Holiness is relational (Leviticus 19-20, Hebrews 7)

What does it mean to be holy? Grow a big beard? Live in a monastery? Become a nun?! Leviticus 19 tells us that holiness is very down to earth and practical, it’s all about how we relate to God and others. It has to do with caring for the poor and obeying parents, keeping the Sabbath, not cheating people, keeping God’s good gift of sex within marriage of husband and wife.

Someone will say, times have changed! But Leviticus tells us that even if somethings in the world have changed, God’s people are still to be different from the world (20:23). Holiness involves being different to the world. Just as Israel was to shine as a light among the nations, to show God’s ways and not to do what the surrounding nations were doing, so the church is to be distinct from the world, to be salt and light. The church is not to change her ways to become more like the nation surrounding her, instead she is to show a better way.
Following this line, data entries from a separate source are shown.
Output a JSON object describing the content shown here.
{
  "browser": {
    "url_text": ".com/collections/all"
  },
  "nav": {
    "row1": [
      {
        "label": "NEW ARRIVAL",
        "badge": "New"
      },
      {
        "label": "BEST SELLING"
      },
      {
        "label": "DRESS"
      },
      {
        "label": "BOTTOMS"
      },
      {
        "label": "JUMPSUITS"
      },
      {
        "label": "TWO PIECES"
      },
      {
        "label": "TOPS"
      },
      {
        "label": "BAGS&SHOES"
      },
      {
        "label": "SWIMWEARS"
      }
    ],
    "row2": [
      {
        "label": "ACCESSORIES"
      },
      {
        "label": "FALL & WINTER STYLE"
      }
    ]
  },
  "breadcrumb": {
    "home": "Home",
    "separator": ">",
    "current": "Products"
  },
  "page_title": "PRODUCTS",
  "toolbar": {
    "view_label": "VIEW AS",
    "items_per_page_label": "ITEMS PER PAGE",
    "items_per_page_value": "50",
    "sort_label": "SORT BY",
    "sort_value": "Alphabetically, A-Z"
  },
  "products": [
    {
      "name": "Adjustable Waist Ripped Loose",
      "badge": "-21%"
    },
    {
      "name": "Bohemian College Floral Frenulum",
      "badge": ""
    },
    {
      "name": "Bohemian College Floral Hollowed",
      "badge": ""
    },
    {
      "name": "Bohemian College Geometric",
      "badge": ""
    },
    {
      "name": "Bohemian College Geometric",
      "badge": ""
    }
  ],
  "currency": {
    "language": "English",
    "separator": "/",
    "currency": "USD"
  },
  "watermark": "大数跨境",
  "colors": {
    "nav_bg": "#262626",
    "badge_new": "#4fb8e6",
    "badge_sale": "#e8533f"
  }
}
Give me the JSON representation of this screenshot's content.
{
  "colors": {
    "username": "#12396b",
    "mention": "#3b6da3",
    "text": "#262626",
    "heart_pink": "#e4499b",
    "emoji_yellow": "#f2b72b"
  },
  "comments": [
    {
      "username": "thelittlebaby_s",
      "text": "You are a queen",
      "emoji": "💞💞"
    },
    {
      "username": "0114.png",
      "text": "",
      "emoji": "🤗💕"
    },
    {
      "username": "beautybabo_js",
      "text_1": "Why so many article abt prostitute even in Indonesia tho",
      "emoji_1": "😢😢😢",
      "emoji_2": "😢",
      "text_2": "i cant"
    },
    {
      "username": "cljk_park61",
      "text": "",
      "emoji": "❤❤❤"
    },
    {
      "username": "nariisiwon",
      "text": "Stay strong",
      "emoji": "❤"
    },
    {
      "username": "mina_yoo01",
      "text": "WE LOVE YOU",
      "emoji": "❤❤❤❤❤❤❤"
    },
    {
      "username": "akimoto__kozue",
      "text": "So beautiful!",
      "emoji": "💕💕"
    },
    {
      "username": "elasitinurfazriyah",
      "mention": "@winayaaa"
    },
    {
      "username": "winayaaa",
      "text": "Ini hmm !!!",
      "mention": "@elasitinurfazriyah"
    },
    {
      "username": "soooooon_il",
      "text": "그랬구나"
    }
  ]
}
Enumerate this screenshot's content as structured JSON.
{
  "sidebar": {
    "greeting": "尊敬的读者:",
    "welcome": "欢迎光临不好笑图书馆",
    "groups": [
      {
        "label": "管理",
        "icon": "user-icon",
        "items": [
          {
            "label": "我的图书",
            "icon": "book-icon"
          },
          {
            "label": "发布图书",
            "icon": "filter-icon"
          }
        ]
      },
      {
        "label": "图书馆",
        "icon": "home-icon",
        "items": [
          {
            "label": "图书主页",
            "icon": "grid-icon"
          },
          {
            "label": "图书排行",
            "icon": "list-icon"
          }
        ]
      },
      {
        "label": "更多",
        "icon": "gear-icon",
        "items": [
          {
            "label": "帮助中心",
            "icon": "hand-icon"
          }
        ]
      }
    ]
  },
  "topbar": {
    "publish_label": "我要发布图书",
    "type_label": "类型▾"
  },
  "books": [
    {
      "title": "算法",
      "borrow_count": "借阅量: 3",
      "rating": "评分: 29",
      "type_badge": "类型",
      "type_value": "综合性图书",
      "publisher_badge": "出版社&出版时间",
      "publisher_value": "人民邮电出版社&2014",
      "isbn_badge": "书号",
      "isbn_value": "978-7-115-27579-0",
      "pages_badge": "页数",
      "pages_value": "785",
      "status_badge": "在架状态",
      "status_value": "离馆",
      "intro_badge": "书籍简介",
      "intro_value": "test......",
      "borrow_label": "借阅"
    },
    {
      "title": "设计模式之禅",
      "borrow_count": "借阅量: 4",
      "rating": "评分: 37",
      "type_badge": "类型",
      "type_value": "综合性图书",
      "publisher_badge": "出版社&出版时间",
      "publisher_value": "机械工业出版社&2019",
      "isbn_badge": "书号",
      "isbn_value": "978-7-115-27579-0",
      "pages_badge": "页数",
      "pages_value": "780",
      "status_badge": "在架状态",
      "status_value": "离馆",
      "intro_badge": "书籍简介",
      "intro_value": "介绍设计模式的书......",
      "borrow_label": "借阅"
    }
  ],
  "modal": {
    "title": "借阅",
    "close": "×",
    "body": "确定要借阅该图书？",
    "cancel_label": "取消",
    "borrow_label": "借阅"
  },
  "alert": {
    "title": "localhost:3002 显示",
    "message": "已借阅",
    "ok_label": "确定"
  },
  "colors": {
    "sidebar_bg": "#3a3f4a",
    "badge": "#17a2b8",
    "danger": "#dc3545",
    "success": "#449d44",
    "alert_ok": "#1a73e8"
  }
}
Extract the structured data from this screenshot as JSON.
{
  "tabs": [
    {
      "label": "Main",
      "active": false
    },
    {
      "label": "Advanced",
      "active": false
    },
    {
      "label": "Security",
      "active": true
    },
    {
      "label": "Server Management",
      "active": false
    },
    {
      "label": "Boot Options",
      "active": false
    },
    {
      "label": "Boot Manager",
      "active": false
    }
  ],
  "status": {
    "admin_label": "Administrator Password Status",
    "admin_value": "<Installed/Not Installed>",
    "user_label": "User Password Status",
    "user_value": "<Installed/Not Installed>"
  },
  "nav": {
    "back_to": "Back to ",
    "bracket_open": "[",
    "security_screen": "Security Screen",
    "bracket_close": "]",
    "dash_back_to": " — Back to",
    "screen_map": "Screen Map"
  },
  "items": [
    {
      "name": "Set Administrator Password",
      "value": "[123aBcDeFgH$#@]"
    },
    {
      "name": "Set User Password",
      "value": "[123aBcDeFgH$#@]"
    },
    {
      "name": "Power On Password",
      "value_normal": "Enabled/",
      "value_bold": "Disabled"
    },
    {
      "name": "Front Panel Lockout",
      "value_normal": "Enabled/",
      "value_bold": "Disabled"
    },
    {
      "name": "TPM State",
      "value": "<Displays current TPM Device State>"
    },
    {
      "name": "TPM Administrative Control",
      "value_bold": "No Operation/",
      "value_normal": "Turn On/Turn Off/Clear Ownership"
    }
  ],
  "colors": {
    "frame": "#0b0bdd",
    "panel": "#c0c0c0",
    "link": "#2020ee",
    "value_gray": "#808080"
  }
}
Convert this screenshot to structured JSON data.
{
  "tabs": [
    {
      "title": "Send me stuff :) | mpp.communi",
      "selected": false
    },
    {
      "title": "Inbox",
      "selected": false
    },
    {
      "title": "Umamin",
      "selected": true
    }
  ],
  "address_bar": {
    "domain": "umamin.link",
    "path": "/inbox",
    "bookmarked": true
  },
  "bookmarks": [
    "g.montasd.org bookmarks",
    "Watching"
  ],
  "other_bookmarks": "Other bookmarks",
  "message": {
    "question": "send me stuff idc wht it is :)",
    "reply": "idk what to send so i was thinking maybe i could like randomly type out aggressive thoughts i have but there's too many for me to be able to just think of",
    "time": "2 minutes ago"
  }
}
A way that includes caring for the poor and marginalised, and that protects families through holding to the sanctity of marriage. Increasingly that will make us look different from the world as the world moves more and more away from God’s ways and gets itself into deeper and deeper mess.

We will not get this right all of the time, but wonderfully our reading from Hebrews 7 tells us about someone who is “holy, blameless, pure” and He sacrificed himself for our sins once for all.

We can be totally forgiven for wrong we have done, but that doesn’t mean that we should lower God’s standards for He is still the same God who says “Be holy for I am holy.”